Acil ve kalkınma yardımları sırasında üzerinde durulması gereken en önemli grubun çocuklar oldukları kaçınılmaz bir gerçek. Hemen hemen her ailenin ortalama 7 çocuğu var ve bu çocuklar gereken eğitimi, beslenmeyi, barınmayı  sağlayamadıklarından dolayı ya değişik hastalıklara kapılarak ölüyorlar ya da ailelerinin sorumluluğunu üstlenmek zorunda kalıyorlar. Aileleri onlara bakacağına onlar ailelerinin ayakta kalması için bedenleriyle emekleriyle akıllarıyla ruhlarıyla katkıda bulunuyorlar. Bunlardan size iki kayıp çocuğu, Korsan kampında yatalak kardeşini bakmakla görevli 10 yaşındaki Fawziya ile yine aynı kampta 11 inci çocuğunu doğuran annesinin yerine gıda ve su kuyruğuna giren ve aileyi çevirmeye çalışan sekiz yaşındaki Naima’yı tanıtmak istiyorum.

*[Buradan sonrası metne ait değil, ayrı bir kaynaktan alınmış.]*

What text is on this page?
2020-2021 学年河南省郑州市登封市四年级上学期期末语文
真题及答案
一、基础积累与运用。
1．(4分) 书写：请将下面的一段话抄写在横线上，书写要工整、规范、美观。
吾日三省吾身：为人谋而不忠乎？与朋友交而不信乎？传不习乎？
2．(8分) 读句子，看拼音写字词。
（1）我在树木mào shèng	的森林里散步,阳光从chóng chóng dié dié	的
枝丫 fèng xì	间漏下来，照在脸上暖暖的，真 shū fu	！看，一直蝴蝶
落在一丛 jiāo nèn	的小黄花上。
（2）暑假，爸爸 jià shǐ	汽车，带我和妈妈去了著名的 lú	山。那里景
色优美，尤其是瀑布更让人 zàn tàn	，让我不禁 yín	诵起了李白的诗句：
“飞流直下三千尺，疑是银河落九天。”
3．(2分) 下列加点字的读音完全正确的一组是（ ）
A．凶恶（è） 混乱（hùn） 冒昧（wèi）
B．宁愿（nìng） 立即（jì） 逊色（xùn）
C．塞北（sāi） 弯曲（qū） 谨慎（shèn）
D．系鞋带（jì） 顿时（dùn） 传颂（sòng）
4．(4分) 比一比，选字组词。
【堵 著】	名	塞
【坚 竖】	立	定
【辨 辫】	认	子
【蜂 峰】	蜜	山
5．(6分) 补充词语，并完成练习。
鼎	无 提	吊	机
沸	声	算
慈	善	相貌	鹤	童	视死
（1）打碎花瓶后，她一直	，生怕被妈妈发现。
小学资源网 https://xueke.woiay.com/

Fawziyanın günü sabahtan akşama kadar  bir yaşından beri yatalak olan ağabeyi Abdullahinin başında beklemek,sinekler vücuduna konmasın diye  yarım saatte bir yağ sürmek ve çevresinde dolaşan sinekleri kovalamak. Dört yaşından beri bu görevi yapıyor Fawziya.. Altı yıldır ağabeyinin başında..Sabah erkenden kalkıyor ve sinirsel hastalığı sebebiyle hiç uyumayan ağabeyini altı yıldır sürekli sineklerden, böceklerden, koruyor yağlıyor, altını temizliyor, su içiriyor.

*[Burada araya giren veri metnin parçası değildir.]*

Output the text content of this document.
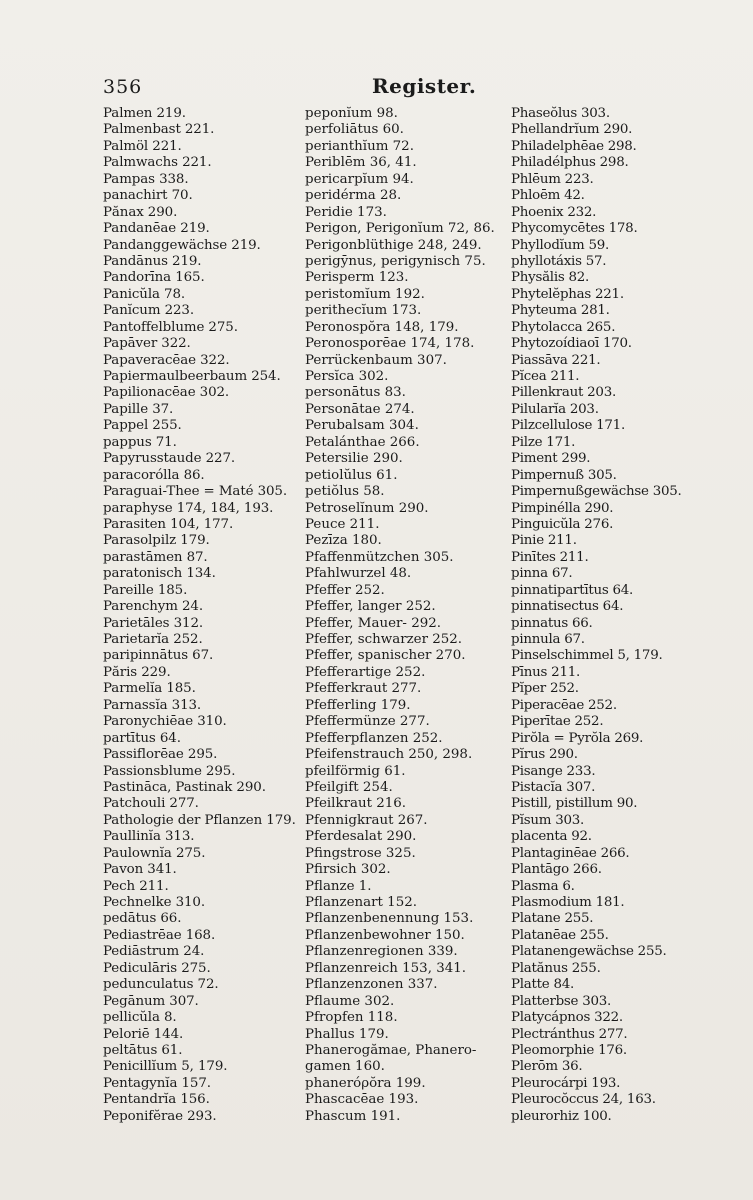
356	Register.
Palmen 219.
Palmenbast 221.
Palmöl 221.
Palmwachs 221.
Pampas 338.
panachirt 70.
Pănax 290.
Pandanēae 219.
Pandanggewächse 219.
Pandānus 219.
Pandorīna 165.
Panicŭla 78.
Panĭcum 223.
Pantoffelblume 275.
Papāver 322.
Papaveracēae 322.
Papiermaulbeerbaum 254.
Papilionacēae 302.
Papille 37.
Pappel 255.
pappus 71.
Papyrusstaude 227.
paracorólla 86.
Paraguai-Thee = Maté 305.
paraphyse 174, 184, 193.
Parasiten 104, 177.
Parasolpilz 179.
parastāmen 87.
paratonisch 134.
Pareille 185.
Parenchym 24.
Parietāles 312.
Parietarĭa 252.
paripinnātus 67.
Păris 229.
Parmelĭa 185.
Parnassĭa 313.
Paronychiēae 310.
partītus 64.
Passiflorēae 295.
Passionsblume 295.
Pastināca, Pastinak 290.
Patchouli 277.
Pathologie der Pflanzen 179.
Paullinĭa 313.
Paulownĭa 275.
Pavon 341.
Pech 211.
Pechnelke 310.
pedātus 66.
Pediastrēae 168.
Pediāstrum 24.
Pediculāris 275.
pedunculatus 72.
Pegānum 307.
pellicŭla 8.
Peloriē 144.
peltātus 61.
Penicillĭum 5, 179.
Pentagynĭa 157.
Pentandrĭa 156.
Peponifĕrae 293.
peponĭum 98.
perfoliātus 60.
perianthĭum 72.
Periblēm 36, 41.
pericarpĭum 94.
peridérma 28.
Peridie 173.
Perigon, Perigonĭum 72, 86.
Perigonblüthige 248, 249.
perigȳnus, perigynisch 75.
Perisperm 123.
peristomĭum 192.
perithecĭum 173.
Peronospŏra 148, 179.
Peronosporēae 174, 178.
Perrückenbaum 307.
Persĭca 302.
personātus 83.
Personātae 274.
Perubalsam 304.
Petalánthae 266.
Petersilie 290.
petiolŭlus 61.
petiŏlus 58.
Petroselĭnum 290.
Peuce 211.
Pezīza 180.
Pfaffenmützchen 305.
Pfahlwurzel 48.
Pfeffer 252.
Pfeffer, langer 252.
Pfeffer, Mauer- 292.
Pfeffer, schwarzer 252.
Pfeffer, spanischer 270.
Pfefferartige 252.
Pfefferkraut 277.
Pfefferling 179.
Pfeffermünze 277.
Pfefferpflanzen 252.
Pfeifenstrauch 250, 298.
pfeilförmig 61.
Pfeilgift 254.
Pfeilkraut 216.
Pfennigkraut 267.
Pferdesalat 290.
Pfingstrose 325.
Pfirsich 302.
Pflanze 1.
Pflanzenart 152.
Pflanzenbenennung 153.
Pflanzenbewohner 150.
Pflanzenregionen 339.
Pflanzenreich 153, 341.
Pflanzenzonen 337.
Pflaume 302.
Pfropfen 118.
Phallus 179.
Phanerogămae, Phanero-
gamen 160.
phaneróρŏra 199.
Phascacēae 193.
Phascum 191.
Phaseŏlus 303.
Phellandrĭum 290.
Philadelphēae 298.
Philadélphus 298.
Phlēum 223.
Phloēm 42.
Phoenix 232.
Phycomycētes 178.
Phyllodĭum 59.
phyllotáxis 57.
Physălis 82.
Phytelĕphas 221.
Phyteuma 281.
Phytolacca 265.
Phytozoídiaoī 170.
Piassāva 221.
Pĭcea 211.
Pillenkraut 203.
Pilularĭa 203.
Pilzcellulose 171.
Pilze 171.
Piment 299.
Pimpernuß 305.
Pimpernußgewächse 305.
Pimpinélla 290.
Pinguicŭla 276.
Pinie 211.
Pinītes 211.
pinna 67.
pinnatipartītus 64.
pinnatisectus 64.
pinnatus 66.
pinnula 67.
Pinselschimmel 5, 179.
Pīnus 211.
Pĭper 252.
Piperacēae 252.
Piperītae 252.
Pirŏla = Pyrŏla 269.
Pĭrus 290.
Pisange 233.
Pistacĭa 307.
Pistill, pistillum 90.
Pĭsum 303.
placenta 92.
Plantaginēae 266.
Plantāgo 266.
Plasma 6.
Plasmodium 181.
Platane 255.
Platanēae 255.
Platanengewächse 255.
Platănus 255.
Platte 84.
Platterbse 303.
Platycápnos 322.
Plectránthus 277.
Pleomorphie 176.
Plerōm 36.
Pleurocárpi 193.
Pleurocŏccus 24, 163.
pleurorhiz 100.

Fawziya yaptığından çok mutlu. Aslında cennetlik bir yavru.. Geriye kalan altı kardeşi kamptaki okula giderken onu ağabeyine baksın diye alıkoymuşlar. Okuma yazma bilmiyor.. Belki de ağabeyini ölümcül hastalığına rağmen hala o ayakta tuttu. Tutkuyla onu koruyor kolluyor.

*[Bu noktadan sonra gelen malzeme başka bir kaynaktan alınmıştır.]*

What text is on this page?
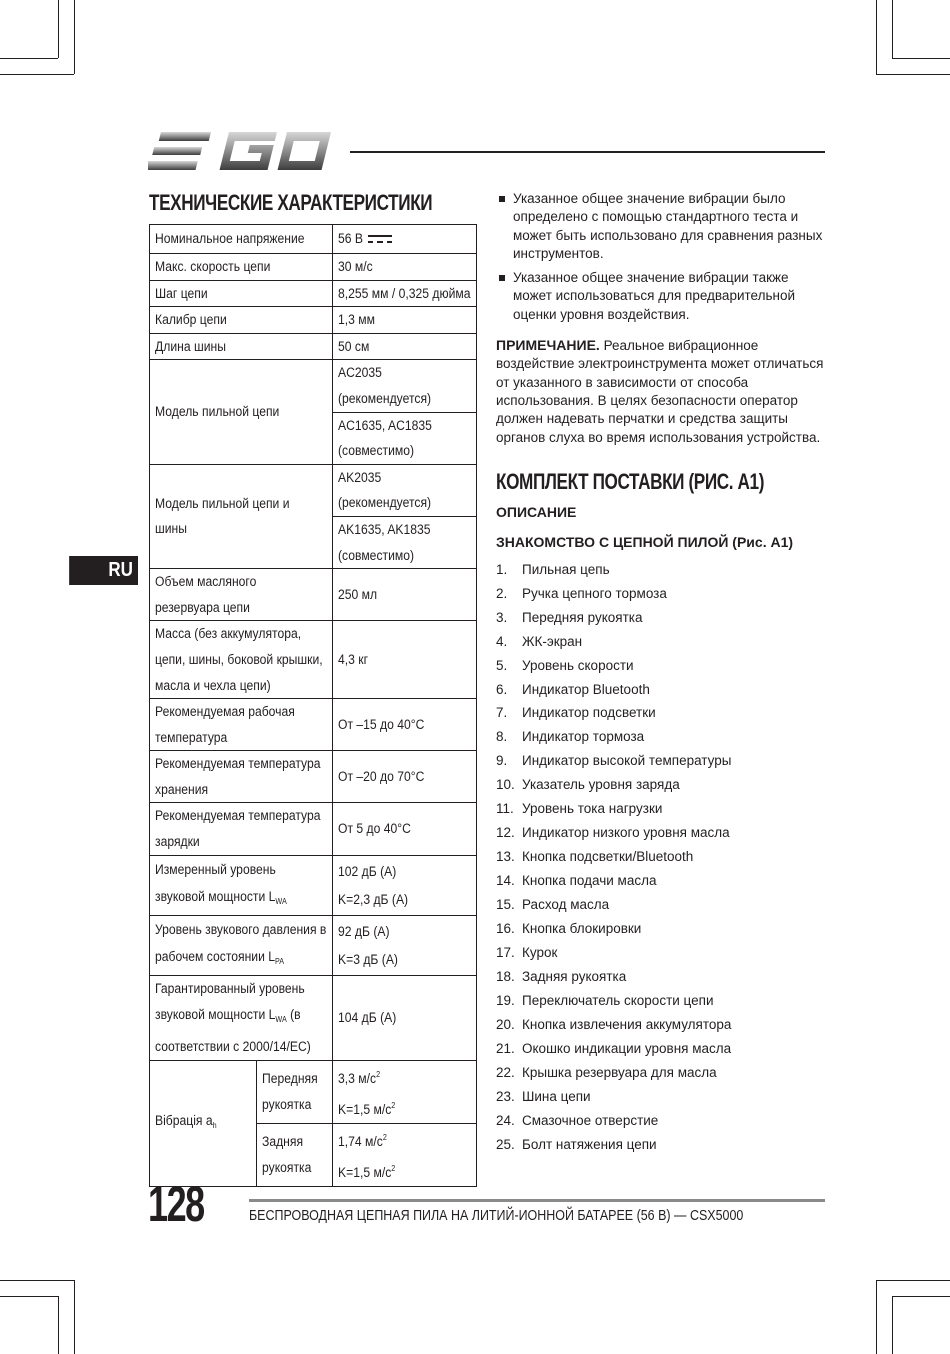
RU
ТЕХНИЧЕСКИЕ ХАРАКТЕРИСТИКИ
Номинальное напряжение		56 В
Макс. скорость цепи		30 м/с
Шаг цепи		8,255 мм / 0,325 дюйма

Калибр цепи		1,3 мм
Длина шины		50 см
Модель пильной цепи		AC2035 (рекомендуется)

		AC1635, AC1835 (совместимо)

Модель пильной цепи и шины		AK2035 (рекомендуется)

		AK1635, AK1835 (совместимо)

Объем масляного резервуара цепи		250 мл

Масса (без аккумулятора, цепи, шины, боковой крышки, масла и чехла цепи)		4,3 кг

Рекомендуемая рабочая температура		От –15 до 40°C

Рекомендуемая температура хранения		От –20 до 70°C

Рекомендуемая температура зарядки		От 5 до 40°C

Измеренный уровень звуковой мощности $L_{WA}$		102 дБ (A)
K=2,3 дБ (A)

Уровень звукового давления в рабочем состоянии $L_{PA}$		92 дБ (A)
K=3 дБ (A)

Гарантированный уровень звуковой мощности $L_{WA}$ (в соответствии с 2000/14/EC)		104 дБ (A)
Вібрація $a_h$	Передняя рукоятка	3,3 $м/с^2$
K=1,5 $м/с^2$

	Задняя рукоятка	1,74 $м/с^2$
K=1,5 $м/с^2$
Указанное общее значение вибрации было определено с помощью стандартного теста и может быть использовано для сравнения разных инструментов.
Указанное общее значение вибрации также может использоваться для предварительной оценки уровня воздействия.
ПРИМЕЧАНИЕ. Реальное вибрационное воздействие электроинструмента может отличаться от указанного в зависимости от способа использования. В целях безопасности оператор должен надевать перчатки и средства защиты органов слуха во время использования устройства.
КОМПЛЕКТ ПОСТАВКИ (РИС. A1)
ОПИСАНИЕ
ЗНАКОМСТВО С ЦЕПНОЙ ПИЛОЙ (Рис. A1)
1.	Пильная цепь
2.	Ручка цепного тормоза
3.	Передняя рукоятка
4.	ЖК-экран
5.	Уровень скорости
6.	Индикатор Bluetooth
7.	Индикатор подсветки
8.	Индикатор тормоза
9.	Индикатор высокой температуры
10. Указатель уровня заряда
11. Уровень тока нагрузки
12. Индикатор низкого уровня масла
13. Кнопка подсветки/Bluetooth
14. Кнопка подачи масла
15. Расход масла
16. Кнопка блокировки
17. Курок
18. Задняя рукоятка
19. Переключатель скорости цепи
20. Кнопка извлечения аккумулятора
21. Окошко индикации уровня масла
22. Крышка резервуара для масла
23. Шина цепи
24. Смазочное отверстие
25. Болт натяжения цепи
128	БЕСПРОВОДНАЯ ЦЕПНАЯ ПИЛА НА ЛИТИЙ-ИОННОЙ БАТАРЕЕ (56 В) — CSX5000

Babaları Al Hashem,oğlunu Allahın kurtaracağına inanıyor. Bir gün mutlaka tedavisini karşılayacak biri çıkacak diyor. Diyor demesine de Abdüllahi’nin durumu hiçte tedavi olacak kurtulacak gibi değil.. Bence onu Fawziyanın sevgisi ayakta tutuyor başka hiçbir şey değil. Peki ya Fawziyanın geleceği? Hayatını sadece ağabeyine adamış. Bir de ağabeyini kaybettiğini düşünün. Nasıl yıkılacağını ve o kayıptan sonra nasıl toparlanacağını bir düşünün.

Kampın bir başka kahramanı ise Naima….


Yağmur sezonu başlayınca babası 250 kilometre ötedeki Bay Bokooldaki köylerine dönmüş. Tarlaya tohum ekmek belki de gelecek seneyi kurtarabilmek için. Babası yanında büyük dört kardeşi de yardım için götürmüş. Geriye Naima ve beş kardeşiyle annesi kalmış..Sırf kamptaki imkanlardan yararlansınlar ve gıda alabilsinler diye…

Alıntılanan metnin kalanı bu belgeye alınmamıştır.